“Know what?”
“About Highway and Special Operations.”
“No,” Wohl said, and searched his memory. “The last I heard about Special Operations was that it was an idea whose time had not yet come.”
“It’s time has come,” Sabara said, “and Highway’s going under it.”
“And who’s g
etting Special Operations?”
“You are,” Sabara said.
Jesus H. Christ!
“Where did you get that?” Wohl asked.
Sabara looked uncomfortable.
“I heard,” he said.
“I’d check out that source pretty carefully, Mike,” Wohl said. “This is the first I’ve heard anything like that.”
“You’re getting Special Operations and David Pekach is getting Highway,” Sabara said. “I thought Pekach was your idea, and maybe I could talk you out of it.”
“Did your source say what’s in mind for you?” Wohl asked.
“Your deputy.”
“Where the hell did you get this?”
“I can’t tell you,” Sabara said. “But I believe it.”
And now I’m beginning to. Sabara has heard something he believes. Jesus, is this why Chief Coughlin sent for me?
Why me?
“I’m beginning to,” Wohl said. “Chief Coughlin wants to see me at half-past three. Maybe this is why.”
“Now I’m on the spot,” Sabara said. “I’d appreciate it if you didn’t—”
“Tell him we talked? No, of course not, Mike. And I really hope you’re wrong.”

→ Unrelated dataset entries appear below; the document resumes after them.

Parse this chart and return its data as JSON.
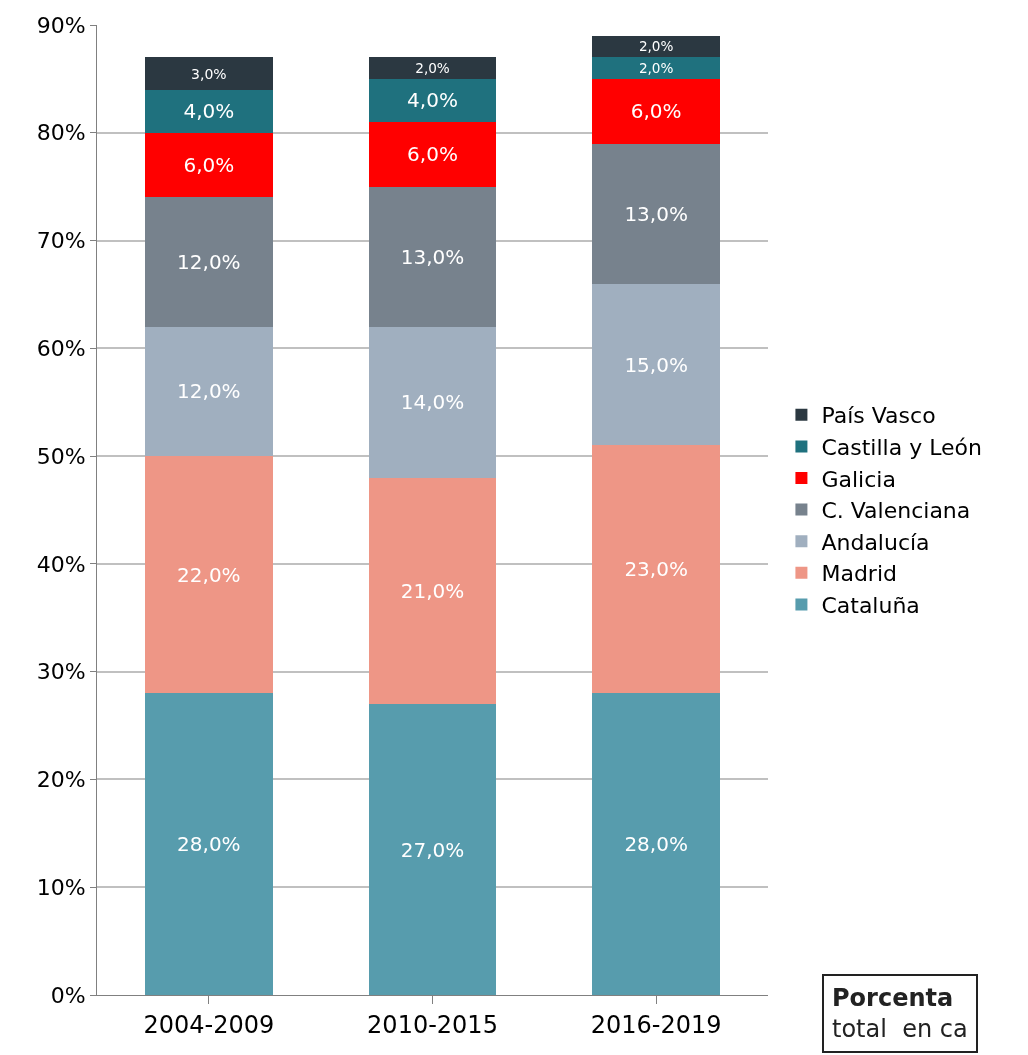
{
  "chart_data": {
    "type": "bar",
    "stacked": true,
    "categories": [
      "2004-2009",
      "2010-2015",
      "2016-2019"
    ],
    "series": [
      {
        "name": "Cataluña",
        "color": "#579cad",
        "values": [
          28,
          27,
          28
        ],
        "value_labels": [
          "28,0%",
          "27,0%",
          "28,0%"
        ]
      },
      {
        "name": "Madrid",
        "color": "#ee9686",
        "values": [
          22,
          21,
          23
        ],
        "value_labels": [
          "22,0%",
          "21,0%",
          "23,0%"
        ]
      },
      {
        "name": "Andalucía",
        "color": "#a0afbf",
        "values": [
          12,
          14,
          15
        ],
        "value_labels": [
          "12,0%",
          "14,0%",
          "15,0%"
        ]
      },
      {
        "name": "C. Valenciana",
        "color": "#77828d",
        "values": [
          12,
          13,
          13
        ],
        "value_labels": [
          "12,0%",
          "13,0%",
          "13,0%"
        ]
      },
      {
        "name": "Galicia",
        "color": "#ff0000",
        "values": [
          6,
          6,
          6
        ],
        "value_labels": [
          "6,0%",
          "6,0%",
          "6,0%"
        ]
      },
      {
        "name": "Castilla y León",
        "color": "#1f717e",
        "values": [
          4,
          4,
          2
        ],
        "value_labels": [
          "4,0%",
          "4,0%",
          "2,0%"
        ]
      },
      {
        "name": "País Vasco",
        "color": "#2b3841",
        "values": [
          3,
          2,
          2
        ],
        "value_labels": [
          "3,0%",
          "2,0%",
          "2,0%"
        ]
      }
    ],
    "ylim": [
      0,
      90
    ],
    "yticks": [
      {
        "value": 0,
        "label": "0%"
      },
      {
        "value": 10,
        "label": "10%"
      },
      {
        "value": 20,
        "label": "20%"
      },
      {
        "value": 30,
        "label": "30%"
      },
      {
        "value": 40,
        "label": "40%"
      },
      {
        "value": 50,
        "label": "50%"
      },
      {
        "value": 60,
        "label": "60%"
      },
      {
        "value": 70,
        "label": "70%"
      },
      {
        "value": 80,
        "label": "80%"
      },
      {
        "value": 90,
        "label": "90%"
      }
    ],
    "grid": "y",
    "legend": "right",
    "annotations": [
      "Porcenta",
      "total  en ca"
    ]
  }
}
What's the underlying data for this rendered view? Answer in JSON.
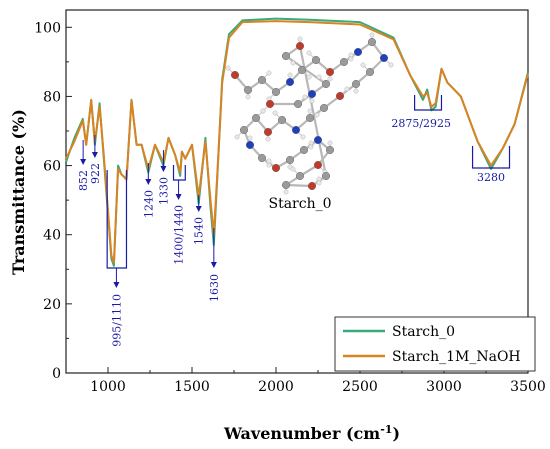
{
  "chart_data": {
    "type": "line",
    "xlabel": "Wavenumber (cm",
    "xlabel_sup": "-1",
    "xlabel_close": ")",
    "ylabel": "Transmittance (%)",
    "xlim": [
      750,
      3500
    ],
    "ylim": [
      0,
      105
    ],
    "x_ticks": [
      1000,
      1500,
      2000,
      2500,
      3000,
      3500
    ],
    "y_ticks": [
      0,
      20,
      40,
      60,
      80,
      100
    ],
    "grid": false,
    "legend_position": "bottom-right",
    "series": [
      {
        "name": "Starch_0",
        "color": "#3aaa7a",
        "points": [
          [
            750,
            61
          ],
          [
            800,
            68
          ],
          [
            850,
            73.5
          ],
          [
            870,
            66
          ],
          [
            900,
            79
          ],
          [
            922,
            66
          ],
          [
            950,
            78
          ],
          [
            975,
            62
          ],
          [
            995,
            49
          ],
          [
            1020,
            33
          ],
          [
            1035,
            31
          ],
          [
            1060,
            60
          ],
          [
            1080,
            57.5
          ],
          [
            1110,
            56
          ],
          [
            1140,
            79
          ],
          [
            1170,
            66
          ],
          [
            1200,
            66
          ],
          [
            1240,
            58
          ],
          [
            1280,
            66
          ],
          [
            1330,
            60
          ],
          [
            1360,
            68
          ],
          [
            1400,
            63
          ],
          [
            1430,
            57
          ],
          [
            1440,
            64
          ],
          [
            1460,
            62
          ],
          [
            1500,
            66
          ],
          [
            1540,
            49
          ],
          [
            1580,
            68
          ],
          [
            1610,
            48
          ],
          [
            1630,
            37
          ],
          [
            1650,
            56
          ],
          [
            1680,
            85
          ],
          [
            1720,
            98
          ],
          [
            1800,
            102
          ],
          [
            2000,
            102.5
          ],
          [
            2200,
            102.2
          ],
          [
            2500,
            101.5
          ],
          [
            2700,
            97
          ],
          [
            2800,
            86
          ],
          [
            2875,
            79
          ],
          [
            2900,
            82
          ],
          [
            2925,
            76
          ],
          [
            2950,
            77
          ],
          [
            2985,
            88
          ],
          [
            3020,
            84
          ],
          [
            3100,
            80
          ],
          [
            3200,
            67
          ],
          [
            3280,
            59
          ],
          [
            3350,
            65
          ],
          [
            3420,
            72
          ],
          [
            3500,
            87
          ]
        ]
      },
      {
        "name": "Starch_1M_NaOH",
        "color": "#d98322",
        "points": [
          [
            750,
            62
          ],
          [
            800,
            67
          ],
          [
            850,
            73
          ],
          [
            870,
            66
          ],
          [
            900,
            79
          ],
          [
            922,
            67
          ],
          [
            950,
            77
          ],
          [
            975,
            63
          ],
          [
            995,
            50
          ],
          [
            1020,
            34
          ],
          [
            1035,
            32
          ],
          [
            1060,
            59
          ],
          [
            1080,
            57.5
          ],
          [
            1110,
            56
          ],
          [
            1140,
            79
          ],
          [
            1170,
            66
          ],
          [
            1200,
            66
          ],
          [
            1240,
            59
          ],
          [
            1280,
            66
          ],
          [
            1330,
            61
          ],
          [
            1360,
            68
          ],
          [
            1400,
            63
          ],
          [
            1430,
            58
          ],
          [
            1440,
            64
          ],
          [
            1460,
            62
          ],
          [
            1500,
            66
          ],
          [
            1540,
            51
          ],
          [
            1580,
            67
          ],
          [
            1610,
            50
          ],
          [
            1630,
            40
          ],
          [
            1650,
            57
          ],
          [
            1680,
            84
          ],
          [
            1720,
            97
          ],
          [
            1800,
            101.5
          ],
          [
            2000,
            101.8
          ],
          [
            2200,
            101.5
          ],
          [
            2500,
            100.8
          ],
          [
            2700,
            96.5
          ],
          [
            2800,
            86
          ],
          [
            2875,
            80
          ],
          [
            2900,
            81
          ],
          [
            2925,
            77
          ],
          [
            2950,
            78
          ],
          [
            2985,
            88
          ],
          [
            3020,
            84
          ],
          [
            3100,
            80
          ],
          [
            3200,
            67
          ],
          [
            3280,
            60
          ],
          [
            3350,
            65
          ],
          [
            3420,
            72
          ],
          [
            3500,
            86.5
          ]
        ]
      }
    ],
    "annotations": [
      {
        "label": "852",
        "x": 852
      },
      {
        "label": "922",
        "x": 922
      },
      {
        "label": "995/1110",
        "x": 1050
      },
      {
        "label": "1240",
        "x": 1240
      },
      {
        "label": "1330",
        "x": 1330
      },
      {
        "label": "1400/1440",
        "x": 1420
      },
      {
        "label": "1540",
        "x": 1540
      },
      {
        "label": "1630",
        "x": 1630
      },
      {
        "label": "2875/2925",
        "x": 2900
      },
      {
        "label": "3280",
        "x": 3280
      }
    ],
    "inset_label": "Starch_0"
  }
}
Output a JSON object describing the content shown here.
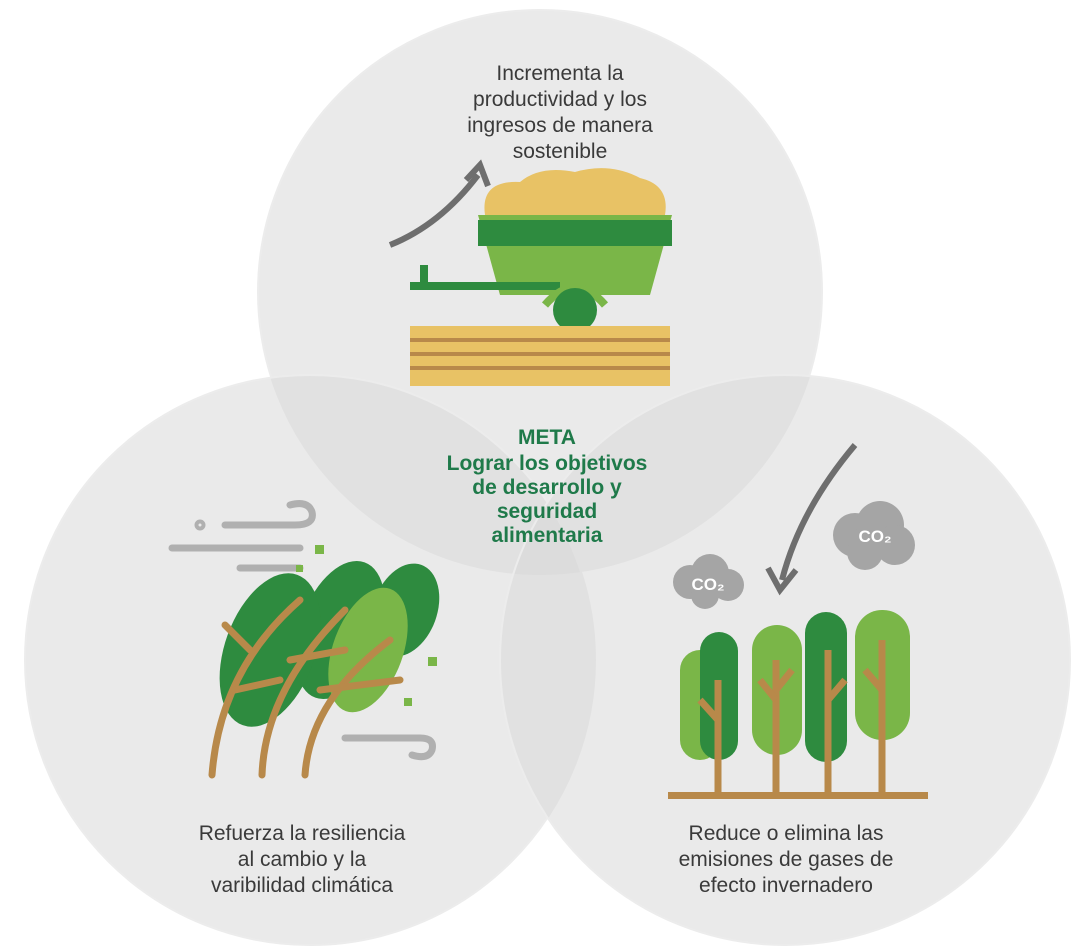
{
  "circles": [
    {
      "lines": [
        "Incrementa la",
        "productividad y los",
        "ingresos de manera",
        "sostenible"
      ]
    },
    {
      "lines": [
        "Refuerza la resiliencia",
        "al cambio y la",
        "varibilidad climática"
      ]
    },
    {
      "lines": [
        "Reduce o elimina las",
        "emisiones de gases de",
        "efecto invernadero"
      ]
    }
  ],
  "center": {
    "title": "META",
    "lines": [
      "Lograr los objetivos",
      "de desarrollo y",
      "seguridad",
      "alimentaria"
    ]
  },
  "co2_labels": [
    "CO₂",
    "CO₂"
  ]
}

From the look in Sabara’s eyes, Wohl could tell he didn’t think there was much chance he was wrong. That meant his source was as good as he said it was. And that meant it had come from way up high in the police department hierarchy, a Chief Inspector, or more likely one of the Deputy Commissioners.
Someone important, who didn’t like the idea of Special Operations, of Peter Wohl being given command of Special Operations, of David Pekach being given command of Highway over Mike Sabara. Or all of the above.
“Peter,” Mike Sabara said. It was the first time he had used Wohl’s Christian name. “You understand…there’s nothing personal in this? You’re a hell of a good cop. I’d be happy to work for you anywhere. But—”
“You think you’re the man to run Highway?” Wohl interrupted him. “Hell, Mike, so do I. And I don’t think I’m the man to run Special Operations. I don’t even know what the hell it’s supposed to do.”
There was something about Police Recruit Matthew M. Payne that Sergeant Richard B. Stennis, Firearms Instructor and Assistant Range Officer of the Police Academy of the City of Philadelphia, did not like, although he could not precisely pin it down.
He knew when it had begun, virtually the first time he had ever laid eyes on Payne. Dick Stennis, whose philosophy vis-à-vis firearms, police or anyone else’s, was “You never need a gun until you need one badly,” took his responsibility to teach rookies about firearms very seriously.
Sergeant Stennis—a stocky, but not fat, balding man of forty—was aware that statistically the odds were about twenty to one that his current class of rookies would go through their entire careers without once having drawn and fired their service weapon in the line of duty. He suspected that, the way things were going, the odds might change a little, maybe down to ten to one that these kids would never have to use their service revolvers; but the flip side of even those percentages was that one in ten of them would have to use a gun in a situation where his life, or the life of another police officer, or a civilian, would depend on how well he could use it.
Some of Dick Stennis’s attitude toward firearms came, and he was aware of this, from the United States Marine Corps. Like many police officers, Stennis had come to the department after a tour in the military. He had enlisted in the Corps at eighteen, a week after graduating from Frankford High School in June of 1950. He had arrived in Korea just in time to miss the Inchon Invasion, but in plenty of time to make the Bug Out from the Yalu and the withdrawal from Hamhung on Christmas Eve of the same year.